Since the weather is nice and we have a big park nearby, I’m making an effort to really engage with Nature Study each day. The younger two are using Exploring Nature With Children and I have the guided nature journal to use as a reference, while the older three are doing something similar using Exploring Nature Throughout the Year. I really like these two guides for Nature Study as they are simple, yet allow for expansion and have ideas for expansion as well as art and poetry weekly.

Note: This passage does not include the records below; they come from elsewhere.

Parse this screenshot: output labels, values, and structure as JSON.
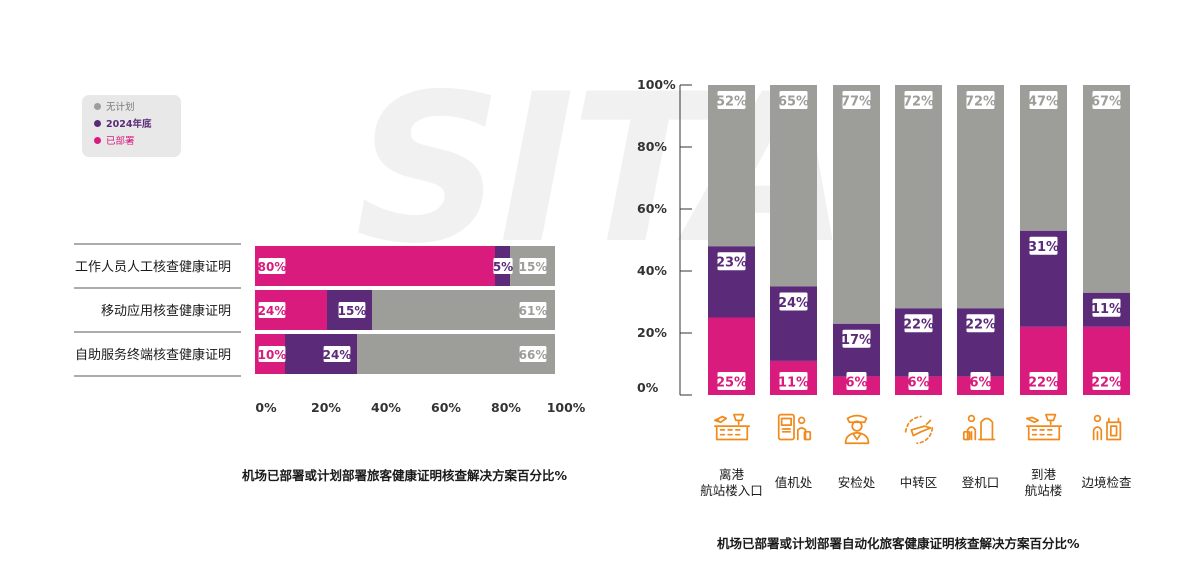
{
  "watermark": "SITA",
  "legend": {
    "items": [
      {
        "label": "无计划",
        "color": "#9d9d9a",
        "text_color": "#777777"
      },
      {
        "label": "2024年底",
        "color": "#5b2b7a",
        "text_color": "#5b2b7a"
      },
      {
        "label": "已部署",
        "color": "#d81b7d",
        "text_color": "#d81b7d"
      }
    ]
  },
  "colors": {
    "deployed": "#d81b7d",
    "planned": "#5b2b7a",
    "none": "#9d9d9a",
    "icon": "#f08a1c"
  },
  "chart_data": [
    {
      "type": "bar",
      "orientation": "horizontal",
      "stacked": true,
      "title": "机场已部署或计划部署旅客健康证明核查解决方案百分比%",
      "categories": [
        "工作人员人工核查健康证明",
        "移动应用核查健康证明",
        "自助服务终端核查健康证明"
      ],
      "series": [
        {
          "name": "已部署",
          "values": [
            80,
            24,
            10
          ]
        },
        {
          "name": "2024年底",
          "values": [
            5,
            15,
            24
          ]
        },
        {
          "name": "无计划",
          "values": [
            15,
            61,
            66
          ]
        }
      ],
      "xlim": [
        0,
        100
      ],
      "xticks": [
        "0%",
        "20%",
        "40%",
        "60%",
        "80%",
        "100%"
      ]
    },
    {
      "type": "bar",
      "orientation": "vertical",
      "stacked": true,
      "title": "机场已部署或计划部署自动化旅客健康证明核查解决方案百分比%",
      "categories": [
        "离港\n航站楼入口",
        "值机处",
        "安检处",
        "中转区",
        "登机口",
        "到港\n航站楼",
        "边境检查"
      ],
      "series": [
        {
          "name": "已部署",
          "values": [
            25,
            11,
            6,
            6,
            6,
            22,
            22
          ]
        },
        {
          "name": "2024年底",
          "values": [
            23,
            24,
            17,
            22,
            22,
            31,
            11
          ]
        },
        {
          "name": "无计划",
          "values": [
            52,
            65,
            77,
            72,
            72,
            47,
            67
          ]
        }
      ],
      "ylim": [
        0,
        100
      ],
      "yticks": [
        "0%",
        "20%",
        "40%",
        "60%",
        "80%",
        "100%"
      ],
      "icons": [
        "terminal-departure-icon",
        "check-in-kiosk-icon",
        "security-officer-icon",
        "transfer-plane-icon",
        "boarding-gate-icon",
        "terminal-arrival-icon",
        "border-control-icon"
      ]
    }
  ]
}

Additionally we are growing a good garden this year so some days Nature Study looks like this:




Other Studies

We also have a few studies going in various areas where I think extra practice is needed or someone has an interest. Typing and Science for the older three, Composer Study for everyone, singing our way through the Easter section of the hymnal, and keeping up with Latin and French Vocabulary to name a few. Not everything is done every day and we aim to be done by lunch time, and then have the afternoon for individual pursuits that are (mostly) independent of me (masterly inactivity).

Striking a Balance

It’s an interesting balance to try to maintain: enough intellectual stimulation that the imagination is also stimulated and the mind has fodder with which to develop ideas (this is, by the way, the concept behind summer reading lists), enough physical activity (and some of it strenuous and requiring effort to continue to build habits of the will, opportunities for wonder and beauty and selflessness that will strengthen and grow the soul. I find that I, myself, also need this structure. To find a balance for mother that fills my soul and centers me so that I can nibble away at my various tasks and projects. I try hard to be available and interruptible and yet to pleasantly hold a boundary of ” Mom, is working and you can solve this problem yourself.”

If the goal is to raise children whose feet are set in a large room, then I think it is also important to help them to learn to navigate not only their physical spaces but also the life of their own mind and soul. Masterly inactivity combined with a structure to the day gives them the freedom to explore and try and the boundary within which to do so. Already, I can see that the children have a better idea of what they want to do with their time since there is a constraint on how much time they have. Purposeful use of their time leaves them feeling that they have accomplished something and the satisfaction of accomplishment leads to joy and contentment.

As I reminded one of them this morning, we were made for a purpose and because we were made for a purpose, we are not happy for long without one!